31 A method according to any of statements 25 to 30 in which the detected characteristic of the puff is one of the start of the puff, the end of the puff, the period of time between the start and end of the puff, the period of time between puffs, the number of puffs in a given period of time, the drop of air pressure at the puff detection means resultant from the puff, the velocity of air passing the puff detector at a determined time in the period of the puff, the volume of the puff.

32 A method according to any of statements 25 to 31 in which the puff detection means is configured to detect two or more characteristics of the puff, the puff detection means generates a different signal on detection of each characteristic of the puff, and the signals are transmitted to the controller.

33 A method according to any of statements 25 to 32 in which the controller comprises a memory, and one or more schedules for the activation of the aerosol generator are stored in the memory.

34 A method according to any of statements 25 to 33 in which the controller comprises a memory, and one or more schedules for the movement of the aerosol generator are stored in the memory.

35 A method according to any of statements 25 to 34 in which the controller comprises a memory, one or more tables are stored in the memory, at least one table relates one or more characteristics of a puff to one or more predetermined schedules for the activation of the aerosol generator, and the controller implements the predetermined schedule that relates to the characteristic of the puff that has been detected.

36 A method according to any of statements 25 to 35 in which the controller comprises a memory, one or more tables are stored in the memory, at least one table relates one or more characteristics of the puff to one or more predetermined schedules for the movement of the aerosol generator, and the controller implements the predetermined schedule that relates to the characteristic of the puff that has been detected. 37 A method according to statement 35 or 36 in which the predetermined schedule overrides any schedule that the controller was implementing at the time of receipt of the signal generated by the puff detection means.

38 A method according to any of statements 25 to 37 in which the device further comprises at least one display element, and the controller is configured to cause at least one display element to be activated when the aerosol generator is one or both of activated and moving.

39 A method according to statement 38 in which the controller is configured to cause at least one display element to display data relating to the operation of the device.

40 A method according to statement 38 or 39 in which the display element provides a visual representation of a traditional cigarette when the traditional cigarette is burning.

41 A method according to any of statements 38 to 40 in which the display element provides a visual representation of the proportion of the aerosol generating material on the consumable that has not yet been aerosolized.

The above description is meant to be exemplary only, and one skilled in the art will recognize that changes may be made to the embodiments described without departing from the scope of the disclosure.

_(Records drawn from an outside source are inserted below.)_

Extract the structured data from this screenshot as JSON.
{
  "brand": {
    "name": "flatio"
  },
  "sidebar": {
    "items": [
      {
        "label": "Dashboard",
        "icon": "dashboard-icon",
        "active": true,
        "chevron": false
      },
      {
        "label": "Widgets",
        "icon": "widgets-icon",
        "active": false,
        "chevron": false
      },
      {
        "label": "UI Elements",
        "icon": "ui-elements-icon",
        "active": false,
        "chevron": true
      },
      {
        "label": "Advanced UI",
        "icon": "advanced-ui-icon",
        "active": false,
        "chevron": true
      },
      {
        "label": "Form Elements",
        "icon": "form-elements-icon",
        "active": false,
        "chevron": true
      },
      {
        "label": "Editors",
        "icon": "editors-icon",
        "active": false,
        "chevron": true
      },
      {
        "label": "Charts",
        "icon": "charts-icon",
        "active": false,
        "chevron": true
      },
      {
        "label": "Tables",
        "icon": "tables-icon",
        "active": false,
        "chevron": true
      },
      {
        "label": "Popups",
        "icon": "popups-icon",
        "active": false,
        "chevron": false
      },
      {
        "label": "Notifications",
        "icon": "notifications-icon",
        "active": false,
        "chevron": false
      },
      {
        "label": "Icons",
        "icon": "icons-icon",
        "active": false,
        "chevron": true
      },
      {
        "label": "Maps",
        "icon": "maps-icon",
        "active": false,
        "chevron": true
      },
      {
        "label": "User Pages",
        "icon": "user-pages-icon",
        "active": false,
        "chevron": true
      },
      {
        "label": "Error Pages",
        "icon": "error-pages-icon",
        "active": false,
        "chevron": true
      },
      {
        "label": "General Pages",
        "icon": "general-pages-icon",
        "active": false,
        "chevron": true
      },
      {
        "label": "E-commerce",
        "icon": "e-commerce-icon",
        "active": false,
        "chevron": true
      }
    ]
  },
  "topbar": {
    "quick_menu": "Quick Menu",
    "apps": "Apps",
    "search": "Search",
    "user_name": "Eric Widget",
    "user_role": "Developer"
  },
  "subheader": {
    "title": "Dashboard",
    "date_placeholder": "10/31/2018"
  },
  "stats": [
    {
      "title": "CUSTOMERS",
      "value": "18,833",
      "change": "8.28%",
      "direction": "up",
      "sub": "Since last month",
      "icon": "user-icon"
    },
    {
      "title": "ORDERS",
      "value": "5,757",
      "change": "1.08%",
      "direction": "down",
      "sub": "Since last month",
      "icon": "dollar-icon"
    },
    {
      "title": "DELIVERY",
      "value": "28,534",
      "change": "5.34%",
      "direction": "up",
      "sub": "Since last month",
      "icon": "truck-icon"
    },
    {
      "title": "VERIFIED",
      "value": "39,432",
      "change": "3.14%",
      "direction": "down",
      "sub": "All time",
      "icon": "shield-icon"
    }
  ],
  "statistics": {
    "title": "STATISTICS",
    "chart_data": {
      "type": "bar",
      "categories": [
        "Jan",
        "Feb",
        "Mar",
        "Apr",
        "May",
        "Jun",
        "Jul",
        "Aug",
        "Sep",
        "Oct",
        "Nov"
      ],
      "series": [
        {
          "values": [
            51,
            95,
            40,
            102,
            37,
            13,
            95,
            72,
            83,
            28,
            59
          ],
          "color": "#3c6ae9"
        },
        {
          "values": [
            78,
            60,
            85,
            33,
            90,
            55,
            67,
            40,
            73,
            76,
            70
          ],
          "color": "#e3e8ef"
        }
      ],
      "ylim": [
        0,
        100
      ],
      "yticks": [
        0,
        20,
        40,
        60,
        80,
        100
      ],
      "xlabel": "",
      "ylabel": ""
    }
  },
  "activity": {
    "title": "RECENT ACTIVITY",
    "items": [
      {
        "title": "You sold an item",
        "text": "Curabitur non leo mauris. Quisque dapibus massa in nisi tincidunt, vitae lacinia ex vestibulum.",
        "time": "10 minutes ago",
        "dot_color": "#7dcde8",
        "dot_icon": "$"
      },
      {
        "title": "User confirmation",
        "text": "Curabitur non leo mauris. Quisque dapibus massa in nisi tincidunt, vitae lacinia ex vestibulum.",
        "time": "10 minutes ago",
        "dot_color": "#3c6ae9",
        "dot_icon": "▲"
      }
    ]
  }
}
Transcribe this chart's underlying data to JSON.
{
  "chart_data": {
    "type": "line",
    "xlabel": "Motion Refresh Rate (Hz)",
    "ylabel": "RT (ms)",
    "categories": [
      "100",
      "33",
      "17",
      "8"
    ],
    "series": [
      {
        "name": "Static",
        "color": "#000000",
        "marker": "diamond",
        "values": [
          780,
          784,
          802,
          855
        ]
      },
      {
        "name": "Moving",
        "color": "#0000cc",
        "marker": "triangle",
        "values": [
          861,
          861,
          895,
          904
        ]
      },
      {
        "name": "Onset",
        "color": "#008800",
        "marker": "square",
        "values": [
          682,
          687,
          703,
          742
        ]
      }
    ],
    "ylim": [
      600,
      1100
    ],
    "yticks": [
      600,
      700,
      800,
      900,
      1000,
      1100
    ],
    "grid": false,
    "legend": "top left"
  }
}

Still other modifications which fall within the scope of the present disclosure will be apparent to those skilled in the art, in light of a review of this disclosure.

Various aspects of the aerosol provision device, aerosol provision system and method of generation of aerosol disclosed in the various embodiments may be used alone, in combination, or in a variety of arrangements not specifically discussed in the embodiments described above. This disclosure is therefore not limited in its application to the details and arrangement of components set forth in the foregoing description or illustrated in the drawings. For example, aspects described in one embodiment may be combined in any manner with aspects described in other embodiments. Although particular embodiments have been shown and described, it will be obvious to those skilled in the art that changes and modifications may be made without departing from this invention in its broader aspects. The scope of the following claims should not be limited by the embodiments set forth in the examples, but should be given the broadest reasonable interpretation consistent with the description as a whole.